For reflection and group study
Chalitzah gave a brother a real choice to decline yibbum, but at the cost of a permanent public designation — "the house of him that hath his shoe loosed" (Deuteronomy 25:10). What does pairing freedom to refuse with a lasting social consequence suggest about how the Torah balances individual choice against family and communal obligation?
The nearer kinsman in Ruth 4 agreed to redeem the land but withdrew once he learned marrying Ruth was part of the arrangement, explaining "lest I mar mine own inheritance" (Ruth 4:6).

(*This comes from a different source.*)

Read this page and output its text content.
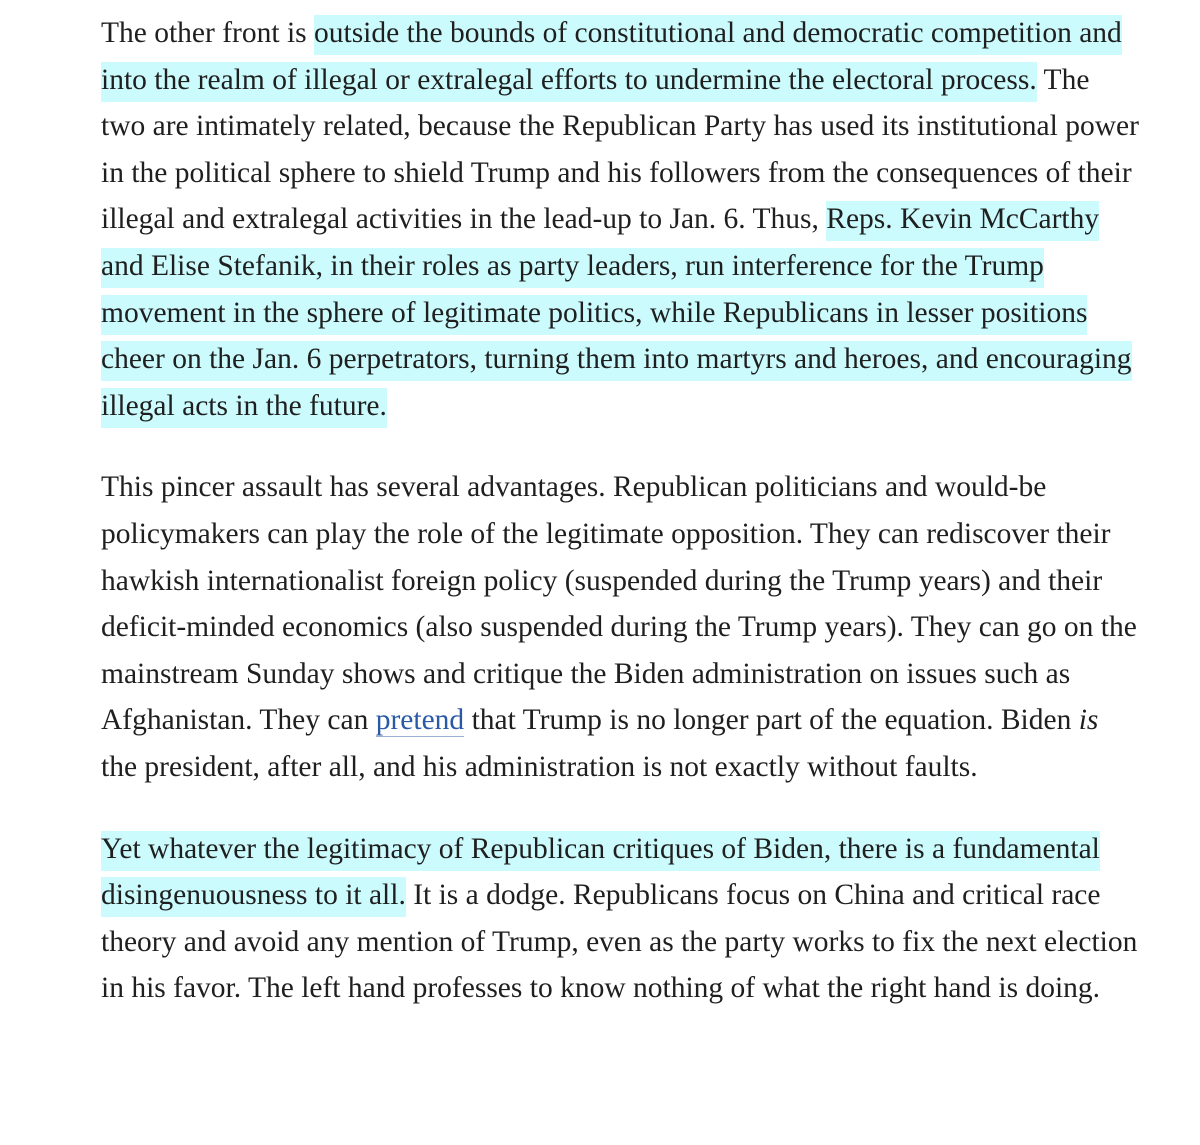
The other front is outside the bounds of constitutional and democratic competition and into the realm of illegal or extralegal efforts to undermine the electoral process. The two are intimately related, because the Republican Party has used its institutional power in the political sphere to shield Trump and his followers from the consequences of their illegal and extralegal activities in the lead-up to Jan. 6. Thus, Reps. Kevin McCarthy and Elise Stefanik, in their roles as party leaders, run interference for the Trump movement in the sphere of legitimate politics, while Republicans in lesser positions cheer on the Jan. 6 perpetrators, turning them into martyrs and heroes, and encouraging illegal acts in the future.

This pincer assault has several advantages. Republican politicians and would-be policymakers can play the role of the legitimate opposition. They can rediscover their hawkish internationalist foreign policy (suspended during the Trump years) and their deficit-minded economics (also suspended during the Trump years). They can go on the mainstream Sunday shows and critique the Biden administration on issues such as Afghanistan. They can pretend that Trump is no longer part of the equation. Biden is the president, after all, and his administration is not exactly without faults.

Yet whatever the legitimacy of Republican critiques of Biden, there is a fundamental disingenuousness to it all. It is a dodge. Republicans focus on China and critical race theory and avoid any mention of Trump, even as the party works to fix the next election in his favor. The left hand professes to know nothing of what the right hand is doing.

What does his stated reasoning reveal about what he valued, compared to what Boaz was willing to risk?
Ruth 4:7-8 explicitly identifies the sandal-removal as "the manner in former time in Israel" for confirming a transfer of rights — the same gesture Deuteronomy 25 formalizes as chalitzah for levirate refusal. What does it mean that one simple physical act could carry such different legal weight depending on the situation it was used in?
The kinsman who declined is never named in Ruth 4; Boaz, who accepted, is named throughout and remembered as David's ancestor. Is the text making a moral judgment by withholding the first man's name — or simply recording what happened? Does it matter which?
Today, chalitzah is the standard practice in Jewish law, while yibbum (actual levirate marriage) is not performed. What does it suggest that, of the two provisions the Torah gave for this situation, the "release" ceremony has endured while the marriage itself has not?

Chalitzah gave a brother a lawful way to decline the duty of yibbum — but at the gate of Bethlehem, the same gesture that released one man's name from a story carried another man's name into it.